My Wife Says, He Really Loves You

My Wife Says, He Really Loves You

 

Camera ready. The garden is in startling bloom, and this is the time to record. So I open the door; but then the dog, whom we have nicknamed Jake, ran out, and I had to chase after him. Calling does no good. He crouches down, waits until you are a foot away, then takes off, like a rocket shooting out into space. Very aggravating. Except that you can’t get angry because he is still very much of a pup. But by the time I’ve gotten him back I am exhausted, and he is now sitting there, looking so docile, that I can’t even raise my voice to admonish him. My wife says, See, he really loves you, always wants to play with you. If you were going to the station, like what happened at Shinjuku, he too would sit outside on the island around which all the traffic flows, and would wait, like that other dog, that famous one, whose statue in front of the station is so prominent, wait there until, eventually, you came back, even if it took forever. So I bend down, and he flinches, thinking that I’m going to hit him because he ran away; but I’m really going to pat him and scratch his ear, which he so likes.
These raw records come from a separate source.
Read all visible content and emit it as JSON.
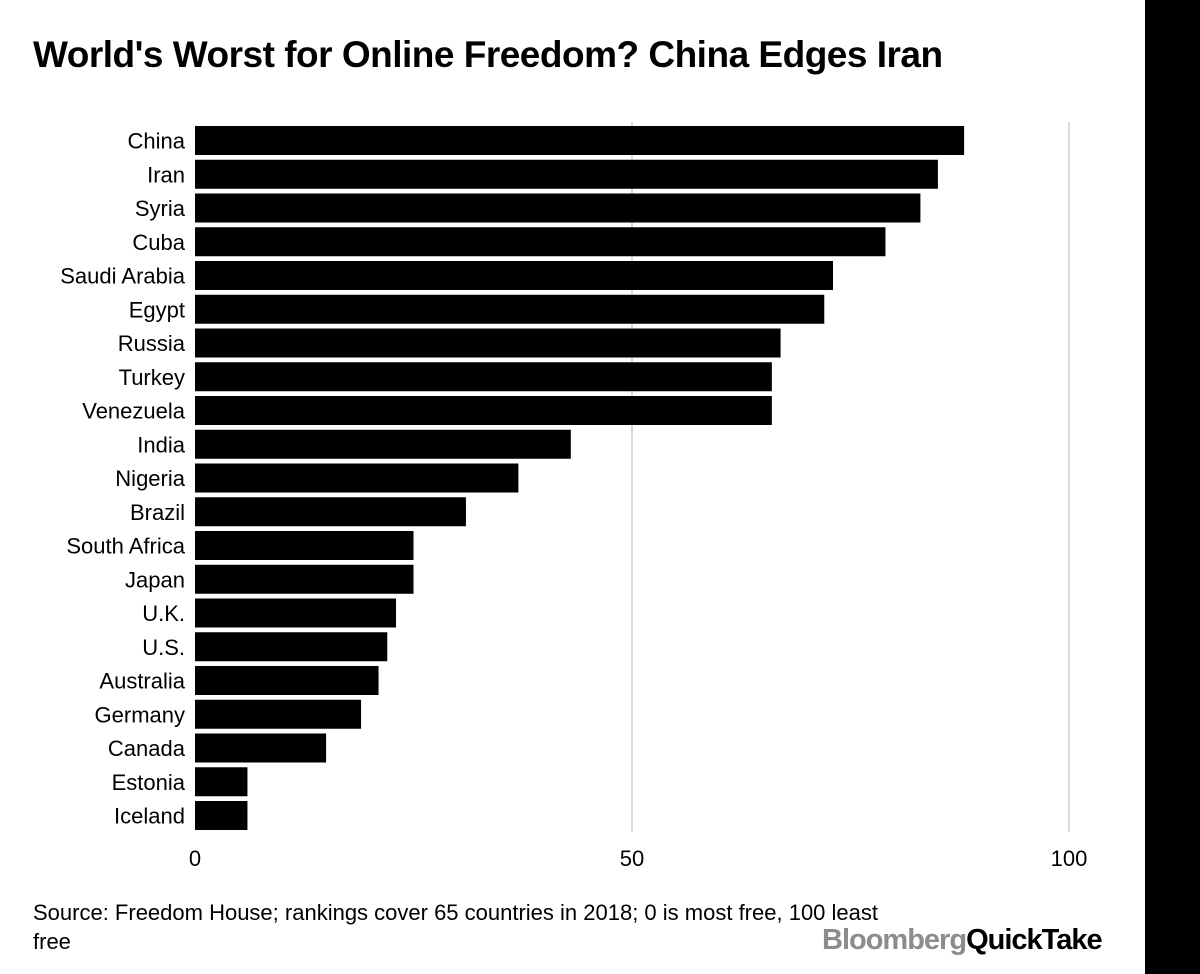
{
  "chart_data": {
    "type": "bar",
    "orientation": "horizontal",
    "title": "World's Worst for Online Freedom? China Edges Iran",
    "categories": [
      "China",
      "Iran",
      "Syria",
      "Cuba",
      "Saudi Arabia",
      "Egypt",
      "Russia",
      "Turkey",
      "Venezuela",
      "India",
      "Nigeria",
      "Brazil",
      "South Africa",
      "Japan",
      "U.K.",
      "U.S.",
      "Australia",
      "Germany",
      "Canada",
      "Estonia",
      "Iceland"
    ],
    "values": [
      88,
      85,
      83,
      79,
      73,
      72,
      67,
      66,
      66,
      43,
      37,
      31,
      25,
      25,
      23,
      22,
      21,
      19,
      15,
      6,
      6
    ],
    "xlim": [
      0,
      100
    ],
    "xticks": [
      "0",
      "50",
      "100"
    ],
    "xtick_values": [
      0,
      50,
      100
    ],
    "grid": true,
    "bar_color": "#000000",
    "gridline_color": "#d9d9d9"
  },
  "footer": {
    "source": "Source: Freedom House; rankings cover 65 countries in 2018; 0 is most free, 100 least free",
    "logo_part1": "Bloomberg",
    "logo_part2": "QuickTake"
  }
}
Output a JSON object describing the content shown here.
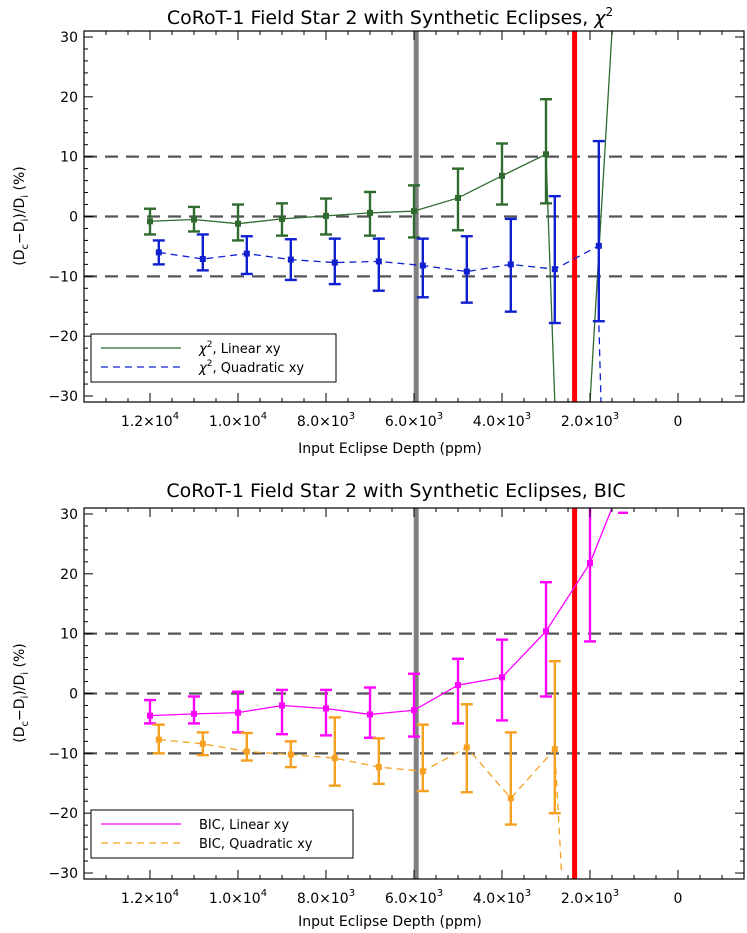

So then we go back into the house, camera work put aside, and, instead, I start to tell him about the etchings we have by Jaques Callot, an artist who was really great with dogs, and drew hundreds of them, pulling, being pulled, or just wandering about, and after whom our Jake is really named. And I can tell, by the way he cocks his head to one side, that he is really appreciating that bit of information. So I tell him some more.